In Couch v. Red Roof Inns, Inc., 291 Ga. 359 (2012), plaintiff brought suit against a motel she was staying at after she was attacked by a criminal assailant and suffered injuries. The defendant motel gave notice under O.C.G.A. §51-12-33 of apportioning non-party fault to the criminal assailant. The Northern District of Georgia certified a question to the Georgia Supreme Court questioning the applicability of apportioning fault to the criminal assailant for intentional acts under O.C.G.A. §51-12-33. The Court held that fault could be apportioned to the nonparty criminal assailant for the intentional acts.
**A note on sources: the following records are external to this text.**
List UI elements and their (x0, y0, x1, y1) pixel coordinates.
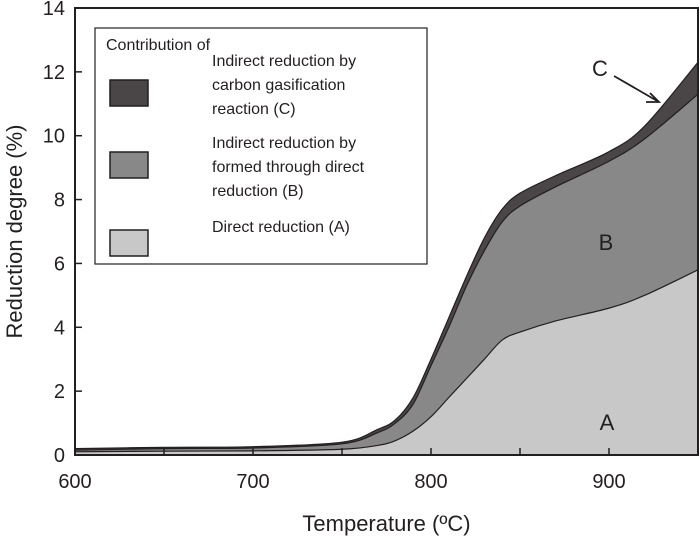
legend-title: Contribution of (106, 37, 211, 54)
x-axis-label: Temperature (ºC) (302, 511, 470, 536)
x-tick-label: 800 (414, 471, 447, 493)
x-tick-label: 700 (236, 471, 269, 493)
annotation-B: B (599, 230, 614, 255)
area-series-A (74, 268, 699, 456)
annotation-C: C (592, 56, 608, 81)
y-tick-label: 10 (43, 126, 65, 148)
legend-swatch-A (109, 229, 149, 257)
legend-box (94, 27, 428, 265)
legend-swatch-B (109, 151, 149, 179)
y-axis-label: Reduction degree (%) (2, 124, 27, 338)
y-tick-label: 4 (54, 317, 65, 339)
y-tick-label: 12 (43, 62, 65, 84)
annotation-A: A (600, 410, 615, 435)
plot-frame (74, 7, 699, 456)
legend-entry-text: Indirect reduction by (212, 135, 356, 152)
y-tick-label: 6 (54, 253, 65, 275)
annotation-arrow (613, 75, 662, 103)
y-tick-label: 0 (54, 445, 65, 467)
y-tick-label: 14 (43, 0, 65, 20)
x-tick-label: 600 (58, 471, 91, 493)
legend-entry-text: Indirect reduction by (212, 53, 356, 70)
legend-entry-text: Direct reduction (A) (212, 219, 350, 236)
y-tick-label: 8 (54, 190, 65, 212)
legend-entry-text: carbon gasification (212, 77, 345, 94)
legend-entry-text: formed through direct (212, 159, 365, 176)
legend-swatch-C (109, 79, 149, 107)
x-tick-label: 900 (592, 471, 625, 493)
legend-entry-text: reduction (B) (212, 183, 304, 200)
y-tick-label: 2 (54, 381, 65, 403)
legend-entry-text: reaction (C) (212, 101, 296, 118)
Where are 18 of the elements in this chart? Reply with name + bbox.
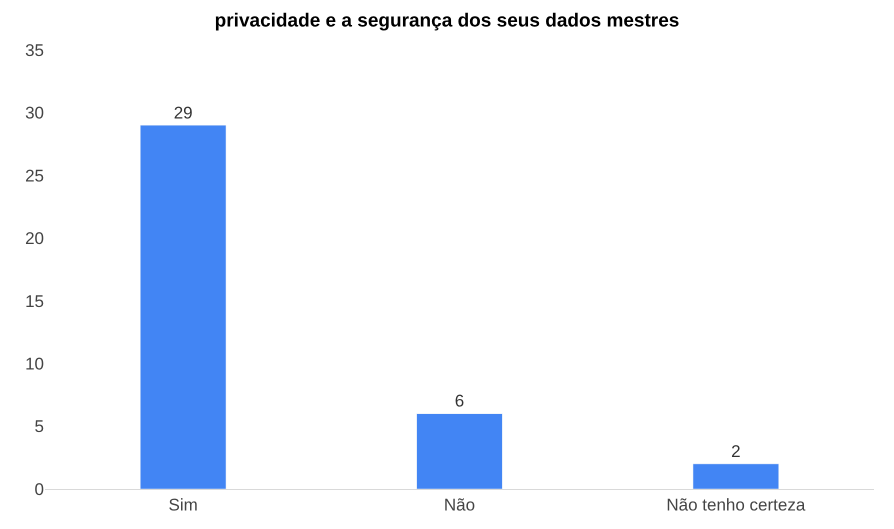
y-tick-label: 10: [25, 354, 44, 374]
bar: [692, 464, 779, 489]
x-tick-label: Não tenho certeza: [666, 495, 806, 514]
data-label: 29: [174, 103, 193, 122]
y-tick-label: 30: [25, 104, 44, 123]
data-label: 2: [731, 442, 741, 461]
data-label: 6: [454, 392, 464, 411]
bar: [140, 125, 226, 489]
chart-title: privacidade e a segurança dos seus dados mestres: [214, 10, 680, 32]
y-tick-label: 35: [25, 40, 44, 60]
y-tick-label: 5: [34, 417, 44, 436]
y-tick-label: 25: [25, 166, 44, 186]
x-tick-label: Sim: [168, 495, 198, 514]
y-tick-label: 15: [25, 292, 44, 311]
x-tick-label: Não: [444, 495, 476, 514]
bar: [416, 413, 503, 489]
y-tick-label: 20: [25, 229, 44, 248]
y-tick-label: 0: [34, 480, 44, 499]
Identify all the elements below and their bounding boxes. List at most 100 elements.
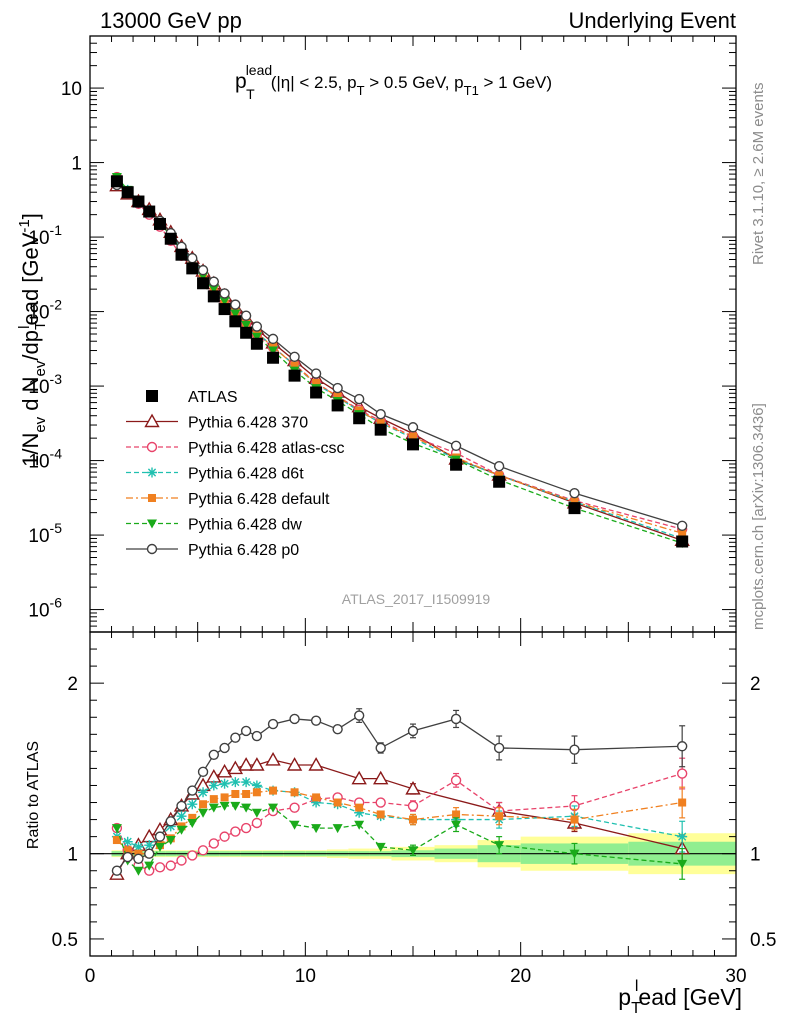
legend-label: Pythia 6.428 d6t <box>188 466 304 483</box>
series-line-1 <box>116 185 683 541</box>
data-point-s0 <box>450 458 463 471</box>
ratio-point-s5 <box>187 785 198 796</box>
header-right: Underlying Event <box>568 8 736 33</box>
ratio-point-s1 <box>676 768 688 779</box>
data-point-s4 <box>312 378 321 387</box>
ratio-point-s1 <box>375 797 386 808</box>
x-tick-label: 20 <box>510 966 531 987</box>
legend-item: Pythia 6.428 p0 <box>126 542 299 559</box>
data-point-s4 <box>290 361 299 370</box>
data-point-s0 <box>568 502 581 515</box>
ratio-y-tick-label-right: 1 <box>750 845 761 866</box>
data-point-s6 <box>375 408 386 420</box>
series-line-3 <box>116 177 683 540</box>
ratio-point-s0 <box>141 828 157 843</box>
ratio-point-s5 <box>407 725 419 737</box>
ratio-point-s5 <box>230 732 241 743</box>
data-point-s0 <box>240 326 253 339</box>
ratio-point-s5 <box>122 851 133 863</box>
y-tick-label: 10-2 <box>28 297 62 324</box>
ratio-point-s5 <box>289 713 300 725</box>
ratio-point-s3 <box>269 786 278 795</box>
ratio-point-s4 <box>198 808 209 818</box>
data-point-s4 <box>409 432 417 441</box>
data-point-s0 <box>207 290 220 303</box>
ratio-frame <box>89 631 737 957</box>
data-point-s0 <box>186 262 199 275</box>
data-point-s6 <box>187 253 198 264</box>
ratio-point-s3 <box>188 813 197 822</box>
data-point-s0 <box>353 412 366 425</box>
data-point-s0 <box>493 475 506 488</box>
ratio-point-s3 <box>495 812 504 821</box>
ratio-point-s4 <box>408 846 418 856</box>
legend-item: Pythia 6.428 d6t <box>126 466 304 483</box>
ratio-point-s3 <box>355 803 364 812</box>
ratio-point-s2 <box>176 811 187 822</box>
ratio-point-s0 <box>286 757 303 771</box>
data-point-s0 <box>288 369 301 382</box>
data-point-s0 <box>197 277 210 290</box>
ratio-point-s3 <box>570 815 579 824</box>
ratio-point-s1 <box>197 845 209 856</box>
data-point-s4 <box>269 342 278 351</box>
legend-item: ATLAS <box>146 389 238 406</box>
ratio-point-s2 <box>133 841 144 852</box>
series-line-5 <box>116 176 683 544</box>
ratio-point-s1 <box>230 826 241 837</box>
data-point-s5 <box>208 284 219 294</box>
ratio-point-s5 <box>267 718 279 730</box>
ratio-point-s4 <box>165 836 176 846</box>
analysis-id: ATLAS_2017_I1509919 <box>342 591 491 607</box>
ratio-point-s5 <box>154 831 166 842</box>
data-point-s0 <box>153 217 166 230</box>
ratio-point-s4 <box>375 842 386 852</box>
x-tick-label: 0 <box>85 966 96 987</box>
data-point-s0 <box>331 399 344 412</box>
data-point-s5 <box>251 332 262 342</box>
y-tick-label: 10-6 <box>28 595 62 622</box>
y-tick-label: 1 <box>71 154 82 175</box>
data-point-s6 <box>208 276 220 287</box>
ratio-point-s2 <box>122 836 133 847</box>
ratio-point-s5 <box>493 742 505 754</box>
ratio-point-s1 <box>407 800 419 812</box>
ratio-point-s3 <box>312 793 321 802</box>
ratio-point-s3 <box>112 836 121 845</box>
y-tick-label: 10-3 <box>28 371 62 398</box>
data-point-s4 <box>376 418 385 427</box>
data-point-s6 <box>289 351 300 363</box>
legend-label: ATLAS <box>188 389 238 406</box>
ratio-point-s4 <box>569 849 580 859</box>
ratio-point-s3 <box>333 798 342 807</box>
ratio-point-s1 <box>240 822 252 834</box>
ratio-point-s4 <box>268 803 279 813</box>
ratio-point-s3 <box>123 846 132 855</box>
y-tick-label: 10-4 <box>28 446 62 473</box>
legend-label: Pythia 6.428 370 <box>188 415 308 432</box>
ratio-y-tick-label-right: 0.5 <box>750 930 776 951</box>
data-point-s0 <box>132 195 145 208</box>
data-point-s0 <box>164 232 177 245</box>
data-point-s6 <box>310 368 322 379</box>
legend-label: Pythia 6.428 default <box>188 491 330 508</box>
ratio-point-s1 <box>176 855 187 866</box>
data-point-s5 <box>219 296 230 306</box>
data-point-s0 <box>310 386 323 399</box>
ratio-point-s5 <box>569 744 580 755</box>
ratio-point-s5 <box>676 741 688 752</box>
ratio-point-s2 <box>230 777 241 788</box>
ratio-point-s4 <box>251 808 262 818</box>
data-point-s6 <box>353 393 365 405</box>
main-frame <box>89 35 737 633</box>
data-point-s6 <box>493 461 505 472</box>
ratio-point-s3 <box>231 790 240 798</box>
legend-marker <box>146 441 158 453</box>
ratio-point-s3 <box>376 810 385 819</box>
data-point-s0 <box>143 205 156 218</box>
ratio-point-s4 <box>208 803 219 813</box>
ratio-point-s0 <box>249 757 265 771</box>
legend-marker <box>144 413 160 428</box>
main-ylabel: 1/Nev d Nev/dpTlead [GeV-1] <box>16 213 49 467</box>
legend-label: Pythia 6.428 p0 <box>188 542 299 559</box>
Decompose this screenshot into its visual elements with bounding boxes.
In Walker v. Tensor Machinery, Ltd., 298 Ga. 297 (2015), the Georgia Supreme Court held that a jury may assess a percentage of fault under O.C.G.A. §51-12-33(c) to a nonparty employer even though it has immunity under the Workers’ Compensation Act. And, in Barnett v. Farmer, 308 Ga. App. 358 (2011), the Georgia Court of Appeals held that trier of fact could apportion damages under O.C.G.A. §51-12-33(c) to the spouse of the plaintiff who was driver of vehicle, notwithstanding Georgia’s interspousal immunity doctrine. The Georgia Supreme Court has also rejected policy arguments by plaintiffs that because their damages are indivisible, they cannot be apportioned. In Couch v. Red Roof Inns, Inc., 291 Ga. 359 (2012), the Georgia Supreme Court stated that such arguments are unfounded. “While the injury may be singular, the damages flowing from that injury may be apportioned by statute among the tortfeasors responsible for causing it.” Couch, 291 Ga. at 366.
However, as the Georgia Courts continue to expand the universe of nonparty tortfeasors to whom liability can be apportioned, we can expect that plaintiffs may begin filing suit against more defendants in an attempt to have all possible tortfeasors in one lawsuit, potentially making cases more complex and, as a result, more expensive to defend.